親が私を育てていた年齢よりずっと上になった今では、あの頃は親自身にも精神的なゆとりがなくて、子供にいい手本を見せるどころではなかったのだと理解できます。
そして私も、ちっとも可愛げのない子供でした。理屈をこねては自分を正当化し、専業主婦の母親を軽んじて、家事の手伝いもほとんどしませんでした。そんなわがままを許しているのに、学校の成績が特別に優秀ということもなく、親がうんざりするのも当たり前です。ヘンリク君と接するうちに、親に対して申し訳なかったという気持ちが湧いてきました。

日本語の文法に四苦八苦するヘンリク君に「構造がまったく違う日本語をよく学ぼうと思ったね」とネガティブ発言をしてしまったことがあります。
スウェーデン語ネイティブのヘンリク君にとって、ドイツ語をマスターするのはそうむずかしくなかったと聞いたし、ドイツ語と英語も同じグループの言語だからです。

「それでも、新しい言葉を一つでも覚えて、日本人に通じると、うれしくなるよ」とヘンリク君。そう、語学学習は苦しいことばかりでなく、楽しいこともたくさんあります。

毎日、夕方になると「ただいま!」と元気な声で学校から帰ってきたヘンリク君。
「学生の日本語学習を助けてあげてください」と学校には言われていたけれど、3週間を振り返ると、こちらのほうが学ぶ側でした。

「来年、ヘンリクは兵役だから、日本語の勉強は少し休むでしょう」とお母さん。
フィンランド男子には徴兵制があるのです。
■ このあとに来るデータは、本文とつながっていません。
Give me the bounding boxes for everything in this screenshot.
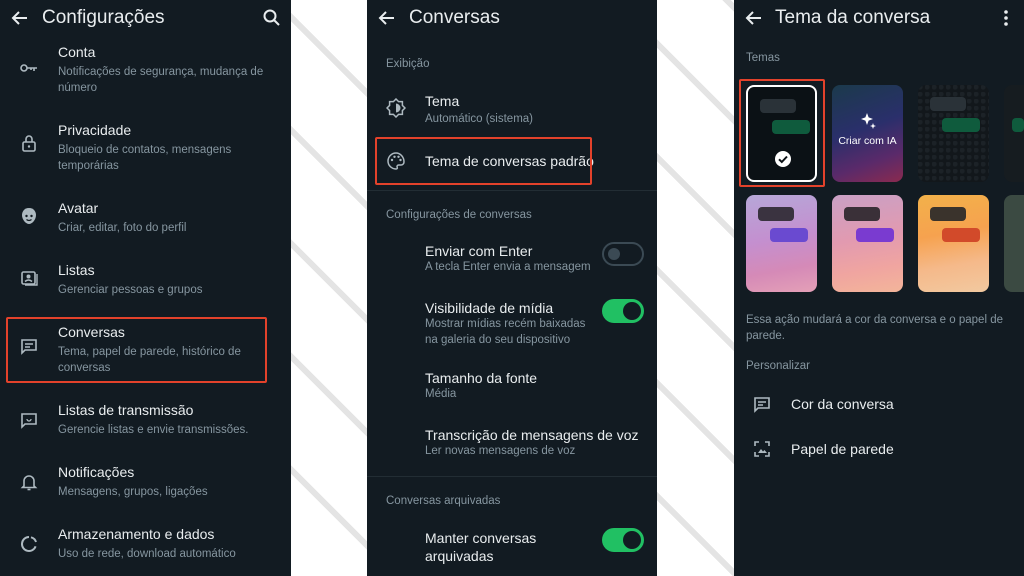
- theme-option-partial[interactable]: [1004, 195, 1024, 292]
- brightness-icon: [386, 98, 406, 118]
- highlight-box: [739, 79, 825, 187]
- settings-item-avatar[interactable]: Avatar Criar, editar, foto do perfil: [0, 196, 291, 242]
- toggle-knob: [623, 531, 641, 549]
- bubble-outgoing: [1012, 118, 1024, 132]
- setting-value: Automático (sistema): [425, 113, 534, 125]
- setting-desc: Mostrar mídias recém baixadas na galeria…: [425, 318, 586, 346]
- contacts-list-icon: [19, 268, 39, 288]
- item-desc: Gerencie listas e envie transmissões.: [58, 424, 249, 436]
- theme-note: Essa ação mudará a cor da conversa e o p…: [746, 314, 1003, 342]
- page-title: Configurações: [42, 7, 165, 28]
- item-desc: Notificações de segurança, mudança de nú…: [58, 66, 264, 94]
- item-label: Notificações: [58, 464, 135, 480]
- bubble-outgoing: [942, 228, 980, 242]
- toggle-knob: [608, 248, 620, 260]
- item-desc: Uso de rede, download automático: [58, 548, 236, 560]
- sparkle-icon: [858, 111, 878, 131]
- section-header-arquivadas: Conversas arquivadas: [386, 495, 501, 507]
- bubble-outgoing: [770, 228, 808, 242]
- theme-option-partial[interactable]: [1004, 85, 1024, 182]
- bubble-outgoing: [856, 228, 894, 242]
- divider: [367, 476, 657, 477]
- setting-label: Manter conversas arquivadas: [425, 530, 537, 564]
- item-desc: Bloqueio de contatos, mensagens temporár…: [58, 144, 232, 172]
- chats-settings-screen: Conversas Exibição Tema Automático (sist…: [367, 0, 657, 576]
- create-ai-label: Criar com IA: [838, 135, 897, 147]
- bubble-incoming: [758, 207, 794, 221]
- chats-topbar: Conversas: [367, 0, 657, 38]
- theme-option-dark-doodle[interactable]: [918, 85, 989, 182]
- key-icon: [19, 58, 39, 78]
- toggle-knob: [623, 302, 641, 320]
- highlight-box: [6, 317, 267, 383]
- enter-toggle[interactable]: [602, 242, 644, 266]
- storage-circle-icon: [19, 534, 39, 554]
- setting-value: Média: [425, 388, 457, 400]
- setting-desc: A tecla Enter envia a mensagem: [425, 261, 591, 273]
- setting-label: Tamanho da fonte: [425, 370, 538, 386]
- back-arrow-icon[interactable]: [377, 8, 397, 28]
- item-label: Avatar: [58, 200, 99, 216]
- theme-option-pink[interactable]: [832, 195, 903, 292]
- page-title: Tema da conversa: [775, 7, 931, 28]
- more-options-icon[interactable]: [996, 8, 1016, 28]
- setting-label: Transcrição de mensagens de voz: [425, 427, 639, 443]
- search-icon[interactable]: [262, 8, 282, 28]
- setting-label: Tema: [425, 93, 460, 109]
- theme-option-orange[interactable]: [918, 195, 989, 292]
- section-header-temas: Temas: [746, 52, 780, 64]
- theme-option-create-ai[interactable]: Criar com IA: [832, 85, 903, 182]
- setting-transcricao[interactable]: Transcrição de mensagens de voz Ler nova…: [367, 424, 657, 460]
- chat-color-icon: [752, 394, 772, 414]
- settings-item-privacidade[interactable]: Privacidade Bloqueio de contatos, mensag…: [0, 118, 291, 178]
- settings-screen: Configurações Conta Notificações de segu…: [0, 0, 291, 576]
- item-desc: Gerenciar pessoas e grupos: [58, 284, 203, 296]
- setting-desc: Ler novas mensagens de voz: [425, 445, 576, 457]
- highlight-box: [375, 137, 592, 185]
- settings-item-armazenamento[interactable]: Armazenamento e dados Uso de rede, downl…: [0, 522, 291, 568]
- item-label: Listas de transmissão: [58, 402, 194, 418]
- settings-item-notificacoes[interactable]: Notificações Mensagens, grupos, ligações: [0, 460, 291, 506]
- divider: [367, 190, 657, 191]
- item-label: Conta: [58, 44, 96, 60]
- bubble-incoming: [844, 207, 880, 221]
- item-label: Listas: [58, 262, 95, 278]
- setting-tema[interactable]: Tema Automático (sistema): [367, 88, 657, 132]
- back-arrow-icon[interactable]: [744, 8, 764, 28]
- settings-topbar: Configurações: [0, 0, 291, 38]
- settings-item-listas[interactable]: Listas Gerenciar pessoas e grupos: [0, 258, 291, 304]
- section-header-personalizar: Personalizar: [746, 360, 810, 372]
- broadcast-icon: [19, 410, 39, 430]
- page-title: Conversas: [409, 7, 500, 28]
- theme-topbar: Tema da conversa: [734, 0, 1024, 38]
- section-header-configuracoes: Configurações de conversas: [386, 209, 532, 221]
- keep-archived-toggle[interactable]: [602, 528, 644, 552]
- bubble-incoming: [930, 207, 966, 221]
- option-label: Papel de parede: [791, 441, 894, 457]
- item-desc: Mensagens, grupos, ligações: [58, 486, 208, 498]
- bubble-outgoing: [942, 118, 980, 132]
- settings-item-conta[interactable]: Conta Notificações de segurança, mudança…: [0, 40, 291, 100]
- back-arrow-icon[interactable]: [10, 8, 30, 28]
- chat-theme-screen: Tema da conversa Temas Criar com IA Essa…: [734, 0, 1024, 576]
- avatar-face-icon: [19, 206, 39, 226]
- option-cor-da-conversa[interactable]: Cor da conversa: [734, 388, 1024, 420]
- setting-tamanho-fonte[interactable]: Tamanho da fonte Média: [367, 367, 657, 403]
- bell-icon: [19, 472, 39, 492]
- media-visibility-toggle[interactable]: [602, 299, 644, 323]
- option-papel-de-parede[interactable]: Papel de parede: [734, 433, 1024, 465]
- lock-icon: [19, 133, 39, 153]
- option-label: Cor da conversa: [791, 396, 894, 412]
- setting-label: Visibilidade de mídia: [425, 300, 554, 316]
- item-label: Armazenamento e dados: [58, 526, 215, 542]
- theme-option-lavender[interactable]: [746, 195, 817, 292]
- section-header-exibicao: Exibição: [386, 58, 430, 70]
- item-desc: Criar, editar, foto do perfil: [58, 222, 187, 234]
- bubble-incoming: [930, 97, 966, 111]
- settings-item-listas-transmissao[interactable]: Listas de transmissão Gerencie listas e …: [0, 398, 291, 444]
- wallpaper-icon: [752, 439, 772, 459]
- item-label: Privacidade: [58, 122, 132, 138]
- setting-label: Enviar com Enter: [425, 243, 533, 259]
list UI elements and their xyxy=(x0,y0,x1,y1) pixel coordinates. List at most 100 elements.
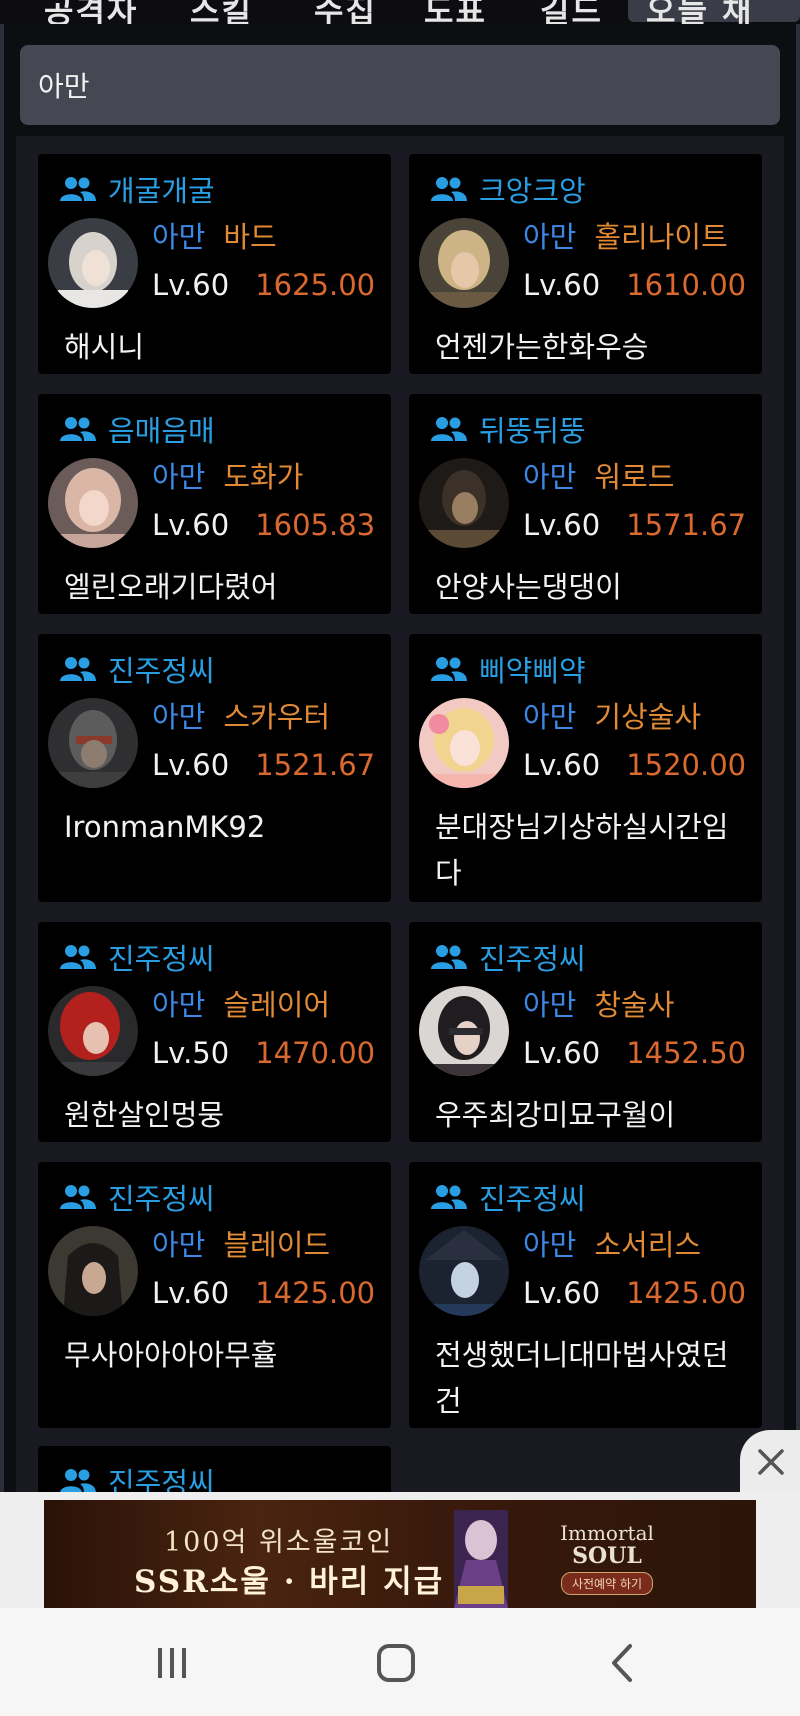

お母さんは当たり前のことだと言わんばかりのさらっとした口調でした。
この一言で、あんなに親しかったヘンリク君が急に遠い異国の人に感じられました。再び会う機会があったとしても、少年らしさは消えて、すっかり大人になっていることでしょう。


江戸東京博物館にて。英語のボランティアガイドが案内してくれました。「江戸が東京という名前になったのはなぜ?」「武士が差している二本の刀のそれぞれの役割は?」といった質問をするヘンリク君。勉強になりました。

「あなたのお母さんのために」とヘンリク君の写真をたくさん撮りました。阪神タイガース観戦以外にもあれこれやったことをお母さんに見せたかったのです。最愛の息子を3週間も手放したお母さんは、日本でどんな毎日を送っていたか知りたいことでしょうし。
プリントした写真をアルバムにしてプレゼントすると、とても喜んでもらえました。
「私たちの世代は、写真というとプリントされるものでしたから」と私。こんなすばらしいフィンランド男子を3週間レンタル?させてくれたお母さんへのお礼です。